Une fois que les TH ont été libérés, elles sont disponibles pour un certain nombre de fonctions corporelles, via des actions directes et permissives. De nombreux chercheurs semblent avoir complètement perdu de vue cette relation. Les articles sur la signification biologique de la sécrétion d’hormones pulsatiles mentionnent peu les TH. Étant donné que les hormones hypophysaires sont très dépendantes des TH pour leur libération, le fait que les TH soient également produites de manière pulsatile suggère que les TH peuvent être le stimulateur cardiaque qui entraîne la pulsatilité chez les autres.
La raison pour laquelle les TH sont si fortement impliqués dans le changement évolutif n’est pas seulement due à leur rôle crucial dans le développement embryonnaire et la croissance postnatale, mais aussi parce qu’ils sont le seul facteur qui relie les traits morphologiques, physiologiques et comportementaux essentiels.
Dans le cadre d’un réexamen critique de la domestication en tant que processus évolutif, j’ai développé une théorie pour expliquer le rôle des TH dans les événements de spéciation hétérochroniques pour tous les taxons de vertébrés. La théorie affirme que le mécanisme biologique responsable de la génération de nouvelles espèces – des populations descendantes isolées sur le plan reproductif avec une série distinctive de traits bien coordonnés – implique la sélection de variantes particulières des modèles de production de TH (phénotypes du rythme thyroïdien) qui se produisent naturellement au sein des espèces ancestrales. Ici, je passe en revue le concept en utilisant l’évolution des hominidés comme un exemple particulièrement intéressant.
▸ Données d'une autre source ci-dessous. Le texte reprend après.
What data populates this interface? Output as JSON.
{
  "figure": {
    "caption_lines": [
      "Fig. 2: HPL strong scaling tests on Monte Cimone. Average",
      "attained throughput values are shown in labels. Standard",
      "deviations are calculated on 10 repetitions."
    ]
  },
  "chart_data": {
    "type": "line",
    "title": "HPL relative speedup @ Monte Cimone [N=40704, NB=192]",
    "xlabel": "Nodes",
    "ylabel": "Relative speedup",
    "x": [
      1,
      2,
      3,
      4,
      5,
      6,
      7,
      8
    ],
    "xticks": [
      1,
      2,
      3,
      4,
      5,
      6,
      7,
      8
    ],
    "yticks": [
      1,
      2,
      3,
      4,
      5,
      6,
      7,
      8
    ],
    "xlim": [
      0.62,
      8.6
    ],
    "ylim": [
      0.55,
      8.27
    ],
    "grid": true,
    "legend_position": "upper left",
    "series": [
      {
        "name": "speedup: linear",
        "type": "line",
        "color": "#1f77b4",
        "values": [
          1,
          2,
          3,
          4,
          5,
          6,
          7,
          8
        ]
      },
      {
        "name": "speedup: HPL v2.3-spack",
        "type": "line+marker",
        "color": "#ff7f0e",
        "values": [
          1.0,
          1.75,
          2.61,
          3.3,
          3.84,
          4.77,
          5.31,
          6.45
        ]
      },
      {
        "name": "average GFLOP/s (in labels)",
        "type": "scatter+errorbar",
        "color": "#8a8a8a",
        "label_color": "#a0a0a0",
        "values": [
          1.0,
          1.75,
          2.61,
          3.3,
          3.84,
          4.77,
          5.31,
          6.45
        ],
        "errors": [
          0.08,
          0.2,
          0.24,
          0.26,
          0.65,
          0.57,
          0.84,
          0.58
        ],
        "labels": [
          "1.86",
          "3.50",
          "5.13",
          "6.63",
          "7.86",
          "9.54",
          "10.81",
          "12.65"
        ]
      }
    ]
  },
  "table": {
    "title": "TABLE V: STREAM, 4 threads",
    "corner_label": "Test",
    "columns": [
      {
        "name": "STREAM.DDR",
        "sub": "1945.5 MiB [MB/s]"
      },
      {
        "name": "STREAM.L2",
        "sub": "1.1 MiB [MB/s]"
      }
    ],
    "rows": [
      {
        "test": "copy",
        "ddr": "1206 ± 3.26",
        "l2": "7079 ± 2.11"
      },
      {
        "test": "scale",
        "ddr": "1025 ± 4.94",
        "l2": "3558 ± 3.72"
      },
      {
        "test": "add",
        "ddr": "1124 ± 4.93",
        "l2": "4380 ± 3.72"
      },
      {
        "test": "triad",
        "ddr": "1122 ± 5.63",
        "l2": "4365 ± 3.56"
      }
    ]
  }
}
Une nouvelle perspective comme celle-ci est attendue depuis longtemps en biologie de l’évolution. Elle fournit un mécanisme biologique précis pour rendre compte du changement évolutionniste et constitue une théorie puissante basée sur des hypothèses biologiques explicites qui peuvent être testées expérimentalement. En conséquence, le concept fournit un cadre théorique solide pour les recherches futures. Il s’agit d’un changement de paradigme significatif parce qu’il examine la question de l’évolution des espèces dans une direction complètement différente de celle des modèles génétiques de population qui ont dominé le domaine jusqu’à présent. De plus, la théorie reflète et prédit plus précisément la nature complexe des relations inter- et intra-spécifiques que nous sommes maintenant en mesure de discerner à l’aide de méthodes d’analyse phylogénétique. Le plus étonnant est peut-être la capacité de ce nouveau concept à rendre l’évolution personnelle – quelque chose que l’ancien paradigme ne pourrait jamais faire. L’examen du rôle potentiel des TH dans l’évolution des hominidés fournit des informations cruciales pour comprendre comment les TH affectent la santé de chacun d’entre nous à mesure que nous grandissons, nous reproduisons et vieillissons.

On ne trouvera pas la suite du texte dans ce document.